Within the archives was a Book written by my grandfather in his teen years from 1908 to 1910. I remember him as a crude, insensitive guy who walked with a limp because of childhood polio. He died when I was fifteen. My only memory of talking to him was when I was about twelve. He was sitting in his chair sipping a bottle of beer. I looked curious at him as he had a shaker of salt for his beer. He called me over smiling, about to light a cigarette and asked “You know how I light my fire?” He leaned forward with a kitchen match to his bronze ashtray which had a standing nude female figure and lit it on her belly. I turned red and he laughed like crazy.
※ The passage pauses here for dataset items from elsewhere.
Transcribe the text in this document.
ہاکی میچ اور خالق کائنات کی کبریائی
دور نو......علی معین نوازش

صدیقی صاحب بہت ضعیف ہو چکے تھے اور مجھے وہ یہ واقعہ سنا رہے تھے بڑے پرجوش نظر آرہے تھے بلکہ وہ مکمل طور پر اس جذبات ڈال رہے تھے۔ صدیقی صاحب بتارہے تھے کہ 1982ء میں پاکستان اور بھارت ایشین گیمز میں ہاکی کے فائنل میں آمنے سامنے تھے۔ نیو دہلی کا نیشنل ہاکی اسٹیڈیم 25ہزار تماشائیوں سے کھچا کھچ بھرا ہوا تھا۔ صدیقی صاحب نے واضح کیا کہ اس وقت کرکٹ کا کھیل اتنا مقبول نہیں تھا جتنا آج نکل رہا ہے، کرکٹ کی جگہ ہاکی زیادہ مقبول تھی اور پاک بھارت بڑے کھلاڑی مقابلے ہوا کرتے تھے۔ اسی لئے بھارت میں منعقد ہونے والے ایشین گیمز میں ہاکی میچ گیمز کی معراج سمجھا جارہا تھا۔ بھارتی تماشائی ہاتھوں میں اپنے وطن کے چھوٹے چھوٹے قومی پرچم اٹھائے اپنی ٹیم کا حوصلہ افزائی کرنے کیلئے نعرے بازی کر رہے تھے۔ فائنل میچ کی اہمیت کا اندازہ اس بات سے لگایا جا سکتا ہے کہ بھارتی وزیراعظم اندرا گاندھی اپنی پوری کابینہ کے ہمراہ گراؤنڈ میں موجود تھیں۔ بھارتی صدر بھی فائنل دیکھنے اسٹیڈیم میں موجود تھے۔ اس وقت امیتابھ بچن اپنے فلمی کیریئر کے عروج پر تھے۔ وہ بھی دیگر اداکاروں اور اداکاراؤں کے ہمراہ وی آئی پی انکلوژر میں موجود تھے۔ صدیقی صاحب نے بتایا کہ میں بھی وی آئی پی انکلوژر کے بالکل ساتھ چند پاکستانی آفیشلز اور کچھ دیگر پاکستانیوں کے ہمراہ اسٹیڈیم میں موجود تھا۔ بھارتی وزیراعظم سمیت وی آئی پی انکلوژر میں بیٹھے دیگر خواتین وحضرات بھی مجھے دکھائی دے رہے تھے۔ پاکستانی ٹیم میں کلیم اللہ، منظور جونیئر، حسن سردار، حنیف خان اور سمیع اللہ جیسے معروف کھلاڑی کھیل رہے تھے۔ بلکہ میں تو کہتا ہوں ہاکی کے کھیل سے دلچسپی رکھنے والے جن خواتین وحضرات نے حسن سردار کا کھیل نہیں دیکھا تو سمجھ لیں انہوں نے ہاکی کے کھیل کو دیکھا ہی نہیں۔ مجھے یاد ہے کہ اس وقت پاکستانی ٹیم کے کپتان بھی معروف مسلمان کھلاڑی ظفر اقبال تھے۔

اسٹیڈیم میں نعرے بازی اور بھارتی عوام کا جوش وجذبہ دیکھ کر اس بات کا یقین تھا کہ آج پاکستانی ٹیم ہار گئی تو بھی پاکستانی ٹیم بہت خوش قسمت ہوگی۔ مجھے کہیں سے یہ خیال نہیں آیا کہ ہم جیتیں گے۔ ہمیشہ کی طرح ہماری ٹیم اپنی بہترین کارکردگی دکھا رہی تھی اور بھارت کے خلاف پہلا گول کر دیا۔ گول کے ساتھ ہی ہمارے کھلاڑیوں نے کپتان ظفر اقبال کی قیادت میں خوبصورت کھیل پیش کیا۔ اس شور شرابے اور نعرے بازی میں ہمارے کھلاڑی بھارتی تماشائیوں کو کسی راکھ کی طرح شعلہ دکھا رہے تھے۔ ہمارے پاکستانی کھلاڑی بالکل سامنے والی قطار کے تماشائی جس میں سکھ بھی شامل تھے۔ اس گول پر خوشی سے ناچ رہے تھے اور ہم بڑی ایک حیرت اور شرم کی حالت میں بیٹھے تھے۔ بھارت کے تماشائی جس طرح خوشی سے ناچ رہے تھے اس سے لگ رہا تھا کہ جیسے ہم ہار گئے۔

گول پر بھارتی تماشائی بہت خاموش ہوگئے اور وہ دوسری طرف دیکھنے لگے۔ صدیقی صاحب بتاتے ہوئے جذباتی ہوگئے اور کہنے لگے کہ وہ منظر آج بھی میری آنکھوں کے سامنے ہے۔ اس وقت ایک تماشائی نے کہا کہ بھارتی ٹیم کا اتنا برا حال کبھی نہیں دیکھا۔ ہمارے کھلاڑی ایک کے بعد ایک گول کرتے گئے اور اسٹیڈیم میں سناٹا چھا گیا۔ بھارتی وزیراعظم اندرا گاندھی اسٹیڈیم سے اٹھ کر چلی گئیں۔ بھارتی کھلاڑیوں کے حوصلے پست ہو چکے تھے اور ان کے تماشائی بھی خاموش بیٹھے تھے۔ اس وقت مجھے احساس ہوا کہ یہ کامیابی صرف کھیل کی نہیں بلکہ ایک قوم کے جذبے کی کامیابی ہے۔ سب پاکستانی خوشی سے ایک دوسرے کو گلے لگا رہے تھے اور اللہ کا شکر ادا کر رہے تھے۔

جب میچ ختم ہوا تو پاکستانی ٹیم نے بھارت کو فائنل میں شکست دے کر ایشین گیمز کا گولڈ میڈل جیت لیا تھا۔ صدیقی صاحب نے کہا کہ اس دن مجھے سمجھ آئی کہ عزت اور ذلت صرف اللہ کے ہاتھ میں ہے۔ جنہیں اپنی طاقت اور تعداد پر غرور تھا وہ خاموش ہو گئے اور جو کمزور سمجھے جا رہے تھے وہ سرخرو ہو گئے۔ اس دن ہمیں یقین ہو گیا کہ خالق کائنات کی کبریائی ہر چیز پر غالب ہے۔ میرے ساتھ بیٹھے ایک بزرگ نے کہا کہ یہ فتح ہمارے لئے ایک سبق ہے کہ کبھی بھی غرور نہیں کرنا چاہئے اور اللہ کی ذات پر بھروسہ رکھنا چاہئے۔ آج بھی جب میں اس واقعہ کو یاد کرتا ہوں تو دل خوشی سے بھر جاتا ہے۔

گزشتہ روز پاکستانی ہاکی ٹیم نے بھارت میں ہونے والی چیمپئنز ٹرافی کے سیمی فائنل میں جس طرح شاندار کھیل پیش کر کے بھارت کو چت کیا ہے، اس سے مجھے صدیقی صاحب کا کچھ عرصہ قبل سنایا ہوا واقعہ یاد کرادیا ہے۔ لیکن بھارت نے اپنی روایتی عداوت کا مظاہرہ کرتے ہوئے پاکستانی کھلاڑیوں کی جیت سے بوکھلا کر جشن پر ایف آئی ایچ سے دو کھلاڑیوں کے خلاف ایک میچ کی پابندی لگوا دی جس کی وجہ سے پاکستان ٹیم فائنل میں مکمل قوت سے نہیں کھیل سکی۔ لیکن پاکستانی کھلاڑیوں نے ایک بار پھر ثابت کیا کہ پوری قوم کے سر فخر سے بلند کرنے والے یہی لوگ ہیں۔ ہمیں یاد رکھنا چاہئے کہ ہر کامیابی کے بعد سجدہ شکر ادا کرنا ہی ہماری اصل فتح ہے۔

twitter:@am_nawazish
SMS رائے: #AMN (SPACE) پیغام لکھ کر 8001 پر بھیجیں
The Book is a bound ledger of superior cursive writings of near perfect spelling and grammar. It could have been for schoolwork in the fifth through seventh grade. Some stories took the form of a letter to friends like Ray where he describes “My trip through South America” telling the details of dream. Another dream was written to Fay that contained all storybook characters crashing into the sea from Jack the Giant Killers air-ship. One titled “A Narration of Learning How to Swim” gives an account of being dunked by ‘larger boys’ at the “Sand Bar”. Because of his polio impairment I would expect him had born more childhood scars than he revealed in the writings. “My Autobiography” gave a chronology of an itinerant childhood where they never stayed in one town in middle Michigan for more than two years. There was no account of his birth father or his mother’s second marriage when he was nine. He only tells of staying with his grandfather and an uncle on occasion.
Among the seventy odd pages are about ten pages of collected poems clipped from the newspaper and one poem written by him at eighteen. All of which has much more sensitivity than he had ever shown.
After all this delving, I did not find anything that put me closer to understanding the nature of my grandfather.